Выбрать главу

И тут я увидел стоящих возле Елисеевского незнакомого мне паренька с девчонкой. Парень держал свою руку на плече девчонки. Боже мой! Неужели когда-то я вот так же стоял с Юлой? Вот так же держал руку на плече и разговаривал? Рука на плече. А впрочем, рука на плече — это мелочь, деталь. Я забыл сказать, как они разговаривали, с каким видом. Они разговаривали так, что, будь в это время в Москве землетрясение, они бы все равно разговаривали, стояли и разговаривали. То есть они не разговаривали, разговаривала она, а он ее слушал, и она наверняка рассказывала ему, какая она хорошая. Я стоял, запустив кулаки в карманы, и злился, даже губу прикусил чуть не до крови. Но они не обращали на меня никакого внимания, тогда я подошел к парню и сказал: «Эй ты!» Я думал, что он и меня, как и землетрясение, не заметит, но на меня он отреагировал. Он так обернулся, современно обернулся, в духе атомного века, и в то же время как-то по-первобытному, как будто я в шкуре с палицей пришел у него подружку отбирать.

— Отойдем, — сказал я, — поговорить надо.

— Есть о чем? — спросил парень, меряя меня взглядом.

— Есть, — сказал я.

Мы отошли и стали молча смотреть друг на друга. Не знаю, о чем он в это время думал. Наверное, о том, что я имею какое-то неприятное для него отношение к этой девчонке, и он боялся, что вот сейчас он что-то узнает. А меня он не боялся, и я его тоже не боялся. Я сейчас вообще ничего и никого не боялся.

— Ты не бойся, — сказал я Желвачку (я так назвал его про себя, потому что на нижней челюсти его играли желвачки).

— Я не боюсь, — ответил парень, и у него снова заиграли симпатичные желвачки.

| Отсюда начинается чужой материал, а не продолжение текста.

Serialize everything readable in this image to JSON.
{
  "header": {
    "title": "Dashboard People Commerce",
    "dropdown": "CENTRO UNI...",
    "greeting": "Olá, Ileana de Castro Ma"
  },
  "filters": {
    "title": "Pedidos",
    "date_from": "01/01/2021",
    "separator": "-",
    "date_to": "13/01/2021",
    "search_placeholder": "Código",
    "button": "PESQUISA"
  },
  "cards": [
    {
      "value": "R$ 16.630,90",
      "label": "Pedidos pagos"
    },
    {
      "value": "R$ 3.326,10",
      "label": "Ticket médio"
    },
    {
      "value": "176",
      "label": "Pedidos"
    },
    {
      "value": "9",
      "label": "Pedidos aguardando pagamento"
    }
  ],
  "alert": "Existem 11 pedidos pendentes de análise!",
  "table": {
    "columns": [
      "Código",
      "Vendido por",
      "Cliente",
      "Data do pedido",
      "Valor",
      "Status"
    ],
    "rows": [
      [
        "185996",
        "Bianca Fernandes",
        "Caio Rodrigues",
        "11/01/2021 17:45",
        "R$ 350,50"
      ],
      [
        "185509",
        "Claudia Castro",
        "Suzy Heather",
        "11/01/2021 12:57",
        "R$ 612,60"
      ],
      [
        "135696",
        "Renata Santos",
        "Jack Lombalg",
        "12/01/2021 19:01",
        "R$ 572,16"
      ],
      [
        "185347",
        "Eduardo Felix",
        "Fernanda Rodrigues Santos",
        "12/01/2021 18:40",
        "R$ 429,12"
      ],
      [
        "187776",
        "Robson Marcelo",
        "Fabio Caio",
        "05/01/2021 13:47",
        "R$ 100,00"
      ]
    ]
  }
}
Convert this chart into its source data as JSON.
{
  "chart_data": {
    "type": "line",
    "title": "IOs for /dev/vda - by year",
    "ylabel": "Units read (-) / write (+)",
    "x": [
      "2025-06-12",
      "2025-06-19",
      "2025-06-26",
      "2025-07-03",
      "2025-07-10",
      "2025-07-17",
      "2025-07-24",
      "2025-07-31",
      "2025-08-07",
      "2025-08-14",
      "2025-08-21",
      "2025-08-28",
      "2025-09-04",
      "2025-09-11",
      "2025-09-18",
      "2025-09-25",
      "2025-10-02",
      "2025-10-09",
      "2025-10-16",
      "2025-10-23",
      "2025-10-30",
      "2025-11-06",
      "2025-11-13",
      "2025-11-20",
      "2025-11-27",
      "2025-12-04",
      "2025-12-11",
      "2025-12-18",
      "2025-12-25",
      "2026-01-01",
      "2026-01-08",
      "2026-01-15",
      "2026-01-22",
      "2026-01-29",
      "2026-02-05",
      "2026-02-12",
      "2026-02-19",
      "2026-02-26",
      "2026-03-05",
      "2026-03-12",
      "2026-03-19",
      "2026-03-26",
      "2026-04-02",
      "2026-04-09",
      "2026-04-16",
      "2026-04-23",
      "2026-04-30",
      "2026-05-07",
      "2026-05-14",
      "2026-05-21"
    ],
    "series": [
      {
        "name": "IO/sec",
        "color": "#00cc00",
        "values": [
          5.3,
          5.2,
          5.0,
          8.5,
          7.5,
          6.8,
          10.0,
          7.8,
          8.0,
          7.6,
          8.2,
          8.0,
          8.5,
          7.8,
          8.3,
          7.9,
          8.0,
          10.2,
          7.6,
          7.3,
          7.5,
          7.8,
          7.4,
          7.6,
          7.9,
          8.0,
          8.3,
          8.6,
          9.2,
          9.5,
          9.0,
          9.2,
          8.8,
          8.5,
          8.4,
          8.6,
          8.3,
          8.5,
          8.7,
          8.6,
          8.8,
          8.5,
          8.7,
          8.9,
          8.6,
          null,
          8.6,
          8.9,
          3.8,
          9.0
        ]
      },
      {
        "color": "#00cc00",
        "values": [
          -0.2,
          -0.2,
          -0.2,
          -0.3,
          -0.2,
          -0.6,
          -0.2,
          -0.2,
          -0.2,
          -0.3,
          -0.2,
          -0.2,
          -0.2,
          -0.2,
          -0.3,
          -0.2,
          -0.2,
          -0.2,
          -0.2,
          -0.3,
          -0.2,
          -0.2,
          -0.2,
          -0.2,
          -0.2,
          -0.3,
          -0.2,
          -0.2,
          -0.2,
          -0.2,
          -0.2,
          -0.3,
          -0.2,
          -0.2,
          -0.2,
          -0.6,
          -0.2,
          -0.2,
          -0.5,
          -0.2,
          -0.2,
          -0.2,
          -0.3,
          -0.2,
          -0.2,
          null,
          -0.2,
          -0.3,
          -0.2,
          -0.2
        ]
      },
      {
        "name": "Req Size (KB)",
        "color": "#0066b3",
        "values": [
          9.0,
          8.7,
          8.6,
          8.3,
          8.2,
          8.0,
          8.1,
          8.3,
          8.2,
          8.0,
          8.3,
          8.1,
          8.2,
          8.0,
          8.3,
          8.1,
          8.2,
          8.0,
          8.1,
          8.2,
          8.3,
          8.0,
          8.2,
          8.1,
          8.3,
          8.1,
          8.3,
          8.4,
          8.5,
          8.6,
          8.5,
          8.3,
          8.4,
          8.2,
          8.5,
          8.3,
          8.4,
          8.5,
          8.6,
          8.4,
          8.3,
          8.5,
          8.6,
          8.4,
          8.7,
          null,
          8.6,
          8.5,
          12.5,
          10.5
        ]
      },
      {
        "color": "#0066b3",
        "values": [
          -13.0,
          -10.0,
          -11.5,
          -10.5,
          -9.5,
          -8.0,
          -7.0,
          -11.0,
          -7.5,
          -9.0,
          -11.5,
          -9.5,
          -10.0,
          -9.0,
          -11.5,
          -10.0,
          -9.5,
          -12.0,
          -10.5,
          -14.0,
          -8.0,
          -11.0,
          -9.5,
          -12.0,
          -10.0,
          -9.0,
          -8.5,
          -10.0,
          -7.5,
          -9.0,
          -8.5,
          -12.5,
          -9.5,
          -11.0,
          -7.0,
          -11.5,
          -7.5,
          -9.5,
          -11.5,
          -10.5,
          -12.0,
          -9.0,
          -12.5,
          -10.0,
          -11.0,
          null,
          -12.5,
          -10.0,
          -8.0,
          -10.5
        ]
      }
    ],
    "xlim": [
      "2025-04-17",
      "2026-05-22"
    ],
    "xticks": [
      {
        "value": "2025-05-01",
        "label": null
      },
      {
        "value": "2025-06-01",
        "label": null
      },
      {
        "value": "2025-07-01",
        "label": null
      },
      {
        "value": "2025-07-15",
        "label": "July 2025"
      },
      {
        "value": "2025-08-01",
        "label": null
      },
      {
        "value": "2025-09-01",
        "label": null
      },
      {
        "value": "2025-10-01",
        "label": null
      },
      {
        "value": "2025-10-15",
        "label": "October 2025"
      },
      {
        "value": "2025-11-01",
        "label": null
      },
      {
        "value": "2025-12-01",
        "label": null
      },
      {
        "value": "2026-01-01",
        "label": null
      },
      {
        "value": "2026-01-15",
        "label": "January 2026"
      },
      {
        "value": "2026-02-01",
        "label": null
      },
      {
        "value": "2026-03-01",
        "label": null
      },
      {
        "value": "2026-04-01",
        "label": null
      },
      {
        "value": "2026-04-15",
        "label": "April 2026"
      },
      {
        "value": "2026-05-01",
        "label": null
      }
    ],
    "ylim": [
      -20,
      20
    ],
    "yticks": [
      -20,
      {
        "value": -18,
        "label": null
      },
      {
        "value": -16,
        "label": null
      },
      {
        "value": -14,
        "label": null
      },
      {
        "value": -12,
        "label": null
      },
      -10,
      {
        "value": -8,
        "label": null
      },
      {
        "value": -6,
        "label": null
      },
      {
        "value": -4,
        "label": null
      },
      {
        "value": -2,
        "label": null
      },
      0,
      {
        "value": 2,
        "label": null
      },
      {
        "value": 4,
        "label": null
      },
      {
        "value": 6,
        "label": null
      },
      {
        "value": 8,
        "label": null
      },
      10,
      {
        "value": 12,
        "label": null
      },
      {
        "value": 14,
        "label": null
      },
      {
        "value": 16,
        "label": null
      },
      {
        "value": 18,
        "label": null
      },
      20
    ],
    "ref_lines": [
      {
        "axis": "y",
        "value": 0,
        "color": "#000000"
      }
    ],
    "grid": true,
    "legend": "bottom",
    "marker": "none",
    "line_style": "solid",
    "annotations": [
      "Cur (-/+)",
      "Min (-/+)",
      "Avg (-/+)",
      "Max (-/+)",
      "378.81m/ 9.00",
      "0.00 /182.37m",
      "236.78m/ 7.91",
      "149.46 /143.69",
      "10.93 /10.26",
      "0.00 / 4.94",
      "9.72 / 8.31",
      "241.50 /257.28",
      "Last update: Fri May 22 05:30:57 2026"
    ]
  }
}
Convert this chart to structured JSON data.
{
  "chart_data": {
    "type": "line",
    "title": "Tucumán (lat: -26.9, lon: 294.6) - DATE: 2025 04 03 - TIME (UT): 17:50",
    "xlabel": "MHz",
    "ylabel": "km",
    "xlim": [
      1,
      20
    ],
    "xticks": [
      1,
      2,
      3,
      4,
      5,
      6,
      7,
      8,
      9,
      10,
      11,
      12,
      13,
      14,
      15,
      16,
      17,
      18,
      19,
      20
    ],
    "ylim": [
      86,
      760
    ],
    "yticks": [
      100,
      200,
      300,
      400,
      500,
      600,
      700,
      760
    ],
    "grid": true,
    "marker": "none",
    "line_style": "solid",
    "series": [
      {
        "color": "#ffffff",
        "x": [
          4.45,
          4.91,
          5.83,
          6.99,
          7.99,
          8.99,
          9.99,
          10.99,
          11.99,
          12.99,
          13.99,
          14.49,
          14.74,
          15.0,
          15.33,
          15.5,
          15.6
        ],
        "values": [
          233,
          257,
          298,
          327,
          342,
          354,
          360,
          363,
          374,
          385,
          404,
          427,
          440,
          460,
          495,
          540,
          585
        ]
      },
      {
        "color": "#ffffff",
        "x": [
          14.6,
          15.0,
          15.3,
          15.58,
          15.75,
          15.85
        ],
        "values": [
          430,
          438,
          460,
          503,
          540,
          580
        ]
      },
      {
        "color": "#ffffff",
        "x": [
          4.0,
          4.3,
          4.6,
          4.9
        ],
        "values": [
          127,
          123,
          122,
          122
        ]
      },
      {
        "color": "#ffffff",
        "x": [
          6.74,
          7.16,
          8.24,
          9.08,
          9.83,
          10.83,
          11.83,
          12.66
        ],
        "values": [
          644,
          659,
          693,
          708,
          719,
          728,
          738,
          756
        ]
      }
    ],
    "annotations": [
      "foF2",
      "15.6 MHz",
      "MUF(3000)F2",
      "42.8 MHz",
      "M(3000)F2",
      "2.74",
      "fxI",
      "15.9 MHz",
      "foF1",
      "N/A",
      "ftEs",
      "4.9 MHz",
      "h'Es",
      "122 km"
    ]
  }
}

— Боишься, — сказал я. — Боишься, что я ее знаю… — Я кивнул в сторону его девчонки. — Не знаю я ее… Как говорит Бон-Иван: «Сначала ему не звонили потому, что его никто хорошенько не знал, а потом не звонили потому, что все хорошо его знали…»

Парень молча поиграл желвачками, а я продолжал:

— Ты знаешь, кто я такой? — Мне было жалко пытать парня своими загадочными фразами. Парень мне в общем-то понравился, но мой вопрос насторожил его еще больше. — Натуралист я, ботаник…

Парень заметил, что от меня попахивает вином, и это его, по-видимому, немного успокоило. А главное, он, по-моему, подумал, что разговор пойдет не о его подруге, и это тоже его как-то смягчило, а зря, я-то как раз собирался вести разговор о его подружке.

— Дело говори, ботаник! — сказал парень, начиная играть желвачками.

— Я и говорю, — сказал я. — Ты, конечно, не знаешь, что люди напоминают ходячие растения. Есть, например, ходячие магнолии или там бузина, ходячая крапива… Я, например, лопух, ходячий лопух, а ты?

— Ну и к чему ты это все городишь, ботаник?

— К тому, чтобы ты не был ходячим лопухом. Когда разговариваешь с дамой сердца, не клади уши на асфальт, оттопчут… И фильм получится.

— Какой еще фильм? — спросил парень.

— Такой… научно-фантастический… Какой получается с ходячими лопухами и магнолиями… Магнолии ходят с лопухами, разговаривают, за ручку их держат, в загс тянут, а потом письма рвут, не разговаривают, а в загс с другими идут… И скажи спасибо, что я тебя предупредил об этом, меня никто не предупреждал, например, — ну, Желвачок, ты понял, как я прав, Желвачок?

— Мой батя говорит: «Прав всегда тот, кто меньше выпил!» — сказал парень, отходя от меня.

— Дедушку надо слушаться, — сказал я ему вдогонку. — Смотри! Поздно будет!

— Поздно еще долго не будет! — крикнул он мне в ответ и зашагал по улице Горького к памятнику Пушкину, держа руку на девчонкином плече. На ходу они снова начали разговаривать между собой так, что, случись в Москве землетрясение, они бы все равно продолжали вот так же идти и разговаривать, как ни в чем не бывало.